C’est ainsi que Jacques Duval, chroniqueur automobile bien connu, décrit celui qui était son conseiller dans le cadre de sa plainte à AIG Life of Canada.

Nous sommes le 18 janvier 2008 et c’est à Peter McCarthy, alors PDG de l’assureur et actuel PDG de BMO Assurance, que la première lettre est adressée. Elle est ensuite prise en charge par le VPA Conformité des opérations et Ombudsman aux plaintes d’AIG, Steve Parrott[2].

S’ensuit un échange de courriels entre MM. Parrott et Duval, lequel a été déposé à la cour par les avocats du conseiller en sécurité financière David Hébert parmi plusieurs autres éléments de preuve dans le cadre de sa poursuite contre BMO Assurance, son PDG Peter McCarthy et deux de ses vice-présidents, Daniel Walsh et Caron Czorny.

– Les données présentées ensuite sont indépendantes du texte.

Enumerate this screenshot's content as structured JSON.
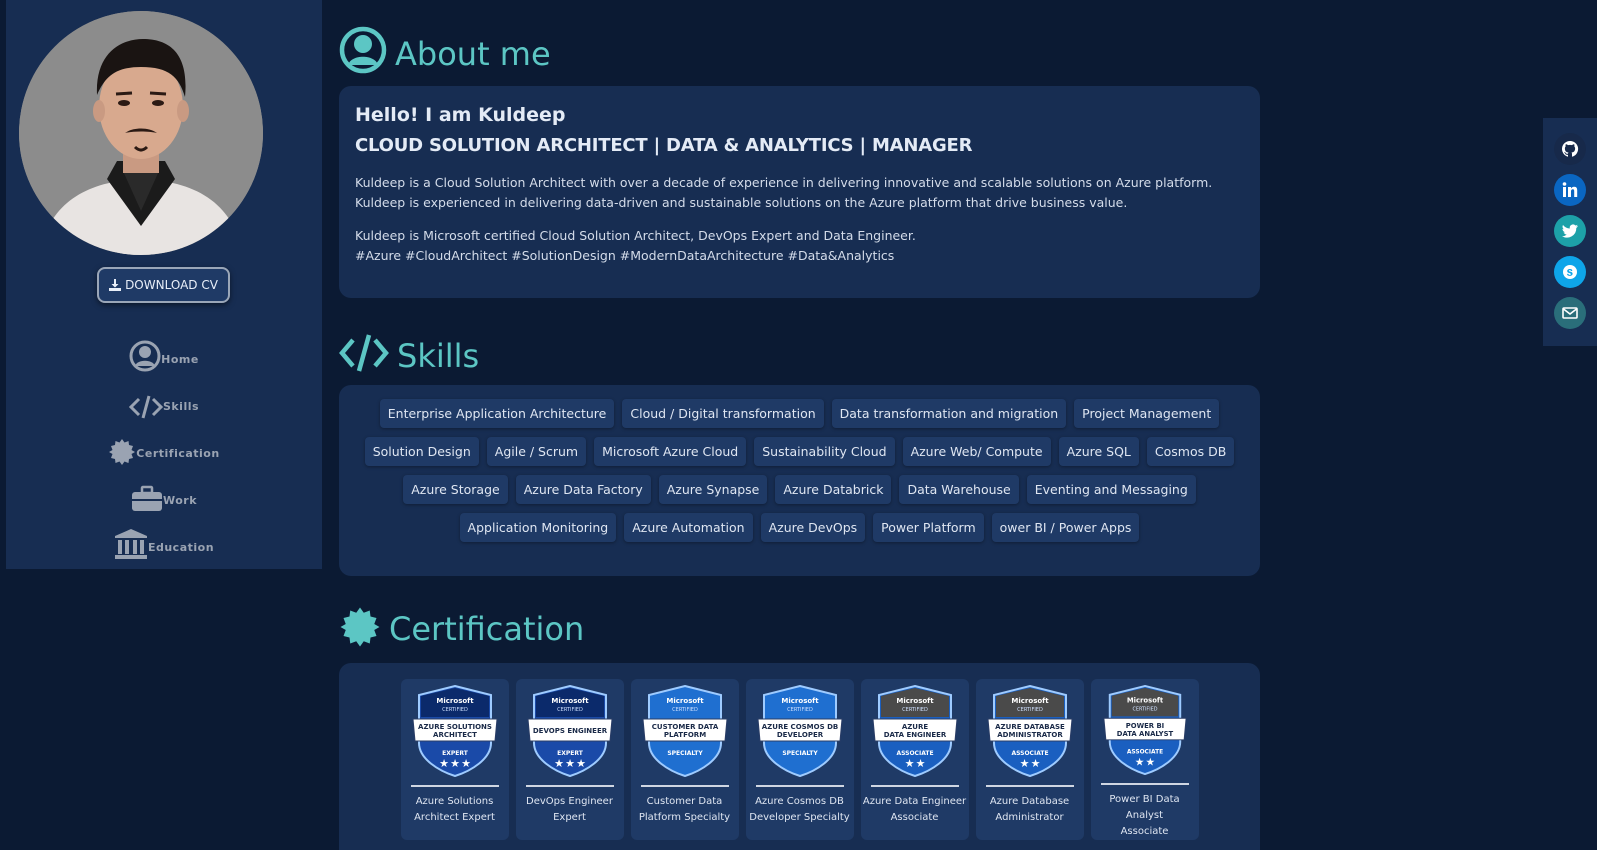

Le « plus grand producteur » du Canada au sommet de sa gloire. Malgré la radiation temporaire que le comité de discipline de la CSF lui inflige en octobre 2003, M. Thibault est encensé par AIG pour ses chiffres de vente de 2002 et 2003.

« SON SEUL OBJECTIF ÉTAIT DE S’ENRICHIR À MES DÉPENS »

On découvre à la lecture de ces courriels que M. Duval réclame l’annulation immédiate d’une police que lui a vendue M. Thibault, accusant ce dernier d’avoir pour seul objectif de « s’enrichir à ses dépens ».

Sur un ton particulièrement excédé, l’auteur de la plainte menace de confier son dossier à des émissions de télé consacrées à la protection du consommateur « afin d’ouvrir les yeux du public sur les pièges et dangers tendus par des représentants comme J.A. Thibault avec l’assentiment d’entreprises comme AIG et la Banque de Montréal ».

« Sachez que je commence déjà à recevoir des appels téléphoniques d’autres personnes ayant souscrit des polices d’AIG par l’entremise de M. Thibault et que celles-ci commencent à s’inquiéter du bien-fondé de leurs investissements », souligne également M. Duval.

Il affirme par ailleurs : « une simple lecture de la police d’assurance eut été suffisante pour se rendre compte qu’elle comportait des risques d’une énormité que n’importe quel spécialiste en finance aurait pu repérer ».

Le 15 février 2008, après plusieurs échanges, M. Parrott fait part de sa décision. Il refuse d’annuler la police en question, écrivant notamment au plaignant : « (…) les arrangements que vous avez pris semblent bel et bien fondés ».

Jacques Duval décide alors de faire appel à ses avocats. Dans son dernier envoi à Steve Parrott, il lâche : « vous ne connaissez de la situation que ce que vous a dit M. Thibault, juge et partie dans cette affaire et bon ami de votre président ».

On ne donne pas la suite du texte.